少年が布を抱えたまま、足で扉を開けたのだ。


「吸血鬼!マントを持ってきたぞ」

「あぁ、ご苦労だった」


吸血鬼は少年からマントを受け取り、ばさりと羽織る。

長身の吸血鬼をすっぽり包むマントは紺に似た深い夜空色だ。


「場所は?相手の予想はついているのか?」

「場所は大方、針枝の森の外れにある洞窟辺りだろう。相手はこの国の者でも、私に連なる者でもなさそうだ」

「そっか、面倒だな。俺が持っていった方がいいものはあるか?」

「そうだな…」

吸血鬼は悩むように辺りを見回す。

そして私に目を留めた。


「そこの娘が持っていた十字架とナイフを頼む。
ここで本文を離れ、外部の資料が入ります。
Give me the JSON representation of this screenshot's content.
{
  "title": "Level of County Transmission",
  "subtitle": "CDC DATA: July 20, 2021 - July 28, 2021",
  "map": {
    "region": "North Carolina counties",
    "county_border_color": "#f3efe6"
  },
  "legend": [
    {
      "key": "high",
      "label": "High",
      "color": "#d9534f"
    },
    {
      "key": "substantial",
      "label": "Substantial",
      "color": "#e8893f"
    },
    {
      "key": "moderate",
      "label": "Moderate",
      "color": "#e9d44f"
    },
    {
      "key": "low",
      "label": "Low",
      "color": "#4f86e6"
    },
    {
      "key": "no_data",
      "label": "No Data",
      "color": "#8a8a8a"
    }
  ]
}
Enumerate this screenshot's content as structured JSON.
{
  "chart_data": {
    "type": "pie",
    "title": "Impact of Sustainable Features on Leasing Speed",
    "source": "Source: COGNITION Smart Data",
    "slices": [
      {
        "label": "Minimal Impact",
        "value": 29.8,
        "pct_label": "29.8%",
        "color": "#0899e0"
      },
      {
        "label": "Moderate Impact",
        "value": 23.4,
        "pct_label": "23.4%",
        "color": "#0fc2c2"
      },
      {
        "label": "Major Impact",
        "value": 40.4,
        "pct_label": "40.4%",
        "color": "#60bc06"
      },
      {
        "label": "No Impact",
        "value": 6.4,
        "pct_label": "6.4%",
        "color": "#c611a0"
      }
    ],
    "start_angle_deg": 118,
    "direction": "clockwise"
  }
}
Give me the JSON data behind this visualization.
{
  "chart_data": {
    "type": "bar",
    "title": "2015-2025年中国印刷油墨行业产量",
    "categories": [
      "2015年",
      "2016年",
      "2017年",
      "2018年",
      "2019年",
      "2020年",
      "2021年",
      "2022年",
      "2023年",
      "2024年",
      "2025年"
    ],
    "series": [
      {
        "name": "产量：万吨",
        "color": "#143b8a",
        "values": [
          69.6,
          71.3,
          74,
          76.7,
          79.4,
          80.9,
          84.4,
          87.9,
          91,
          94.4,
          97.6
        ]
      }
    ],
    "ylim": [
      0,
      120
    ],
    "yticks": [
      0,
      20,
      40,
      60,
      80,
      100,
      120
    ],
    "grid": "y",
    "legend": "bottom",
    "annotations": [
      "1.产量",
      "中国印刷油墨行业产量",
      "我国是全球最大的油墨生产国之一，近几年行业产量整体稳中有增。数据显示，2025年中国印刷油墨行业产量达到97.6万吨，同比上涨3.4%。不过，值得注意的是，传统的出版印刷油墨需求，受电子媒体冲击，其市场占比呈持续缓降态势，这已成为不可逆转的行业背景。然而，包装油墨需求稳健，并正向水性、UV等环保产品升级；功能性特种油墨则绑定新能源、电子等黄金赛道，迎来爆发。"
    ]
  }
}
きちんと洗礼を受けたもののようだ」


あの十字架とナイフは12の時、お守り代わりに貰ったものだ。

レイシャも同じものを持っている。


「もっとも、私には効かないが」

嫌みっぽく、吸血鬼が言う。

まるで私に言い聞せているみたいな言い方だ。


私は吸血鬼の整った顔を見上げる。

ナイフでつけたはずの頬の傷は跡形もなくなっていた。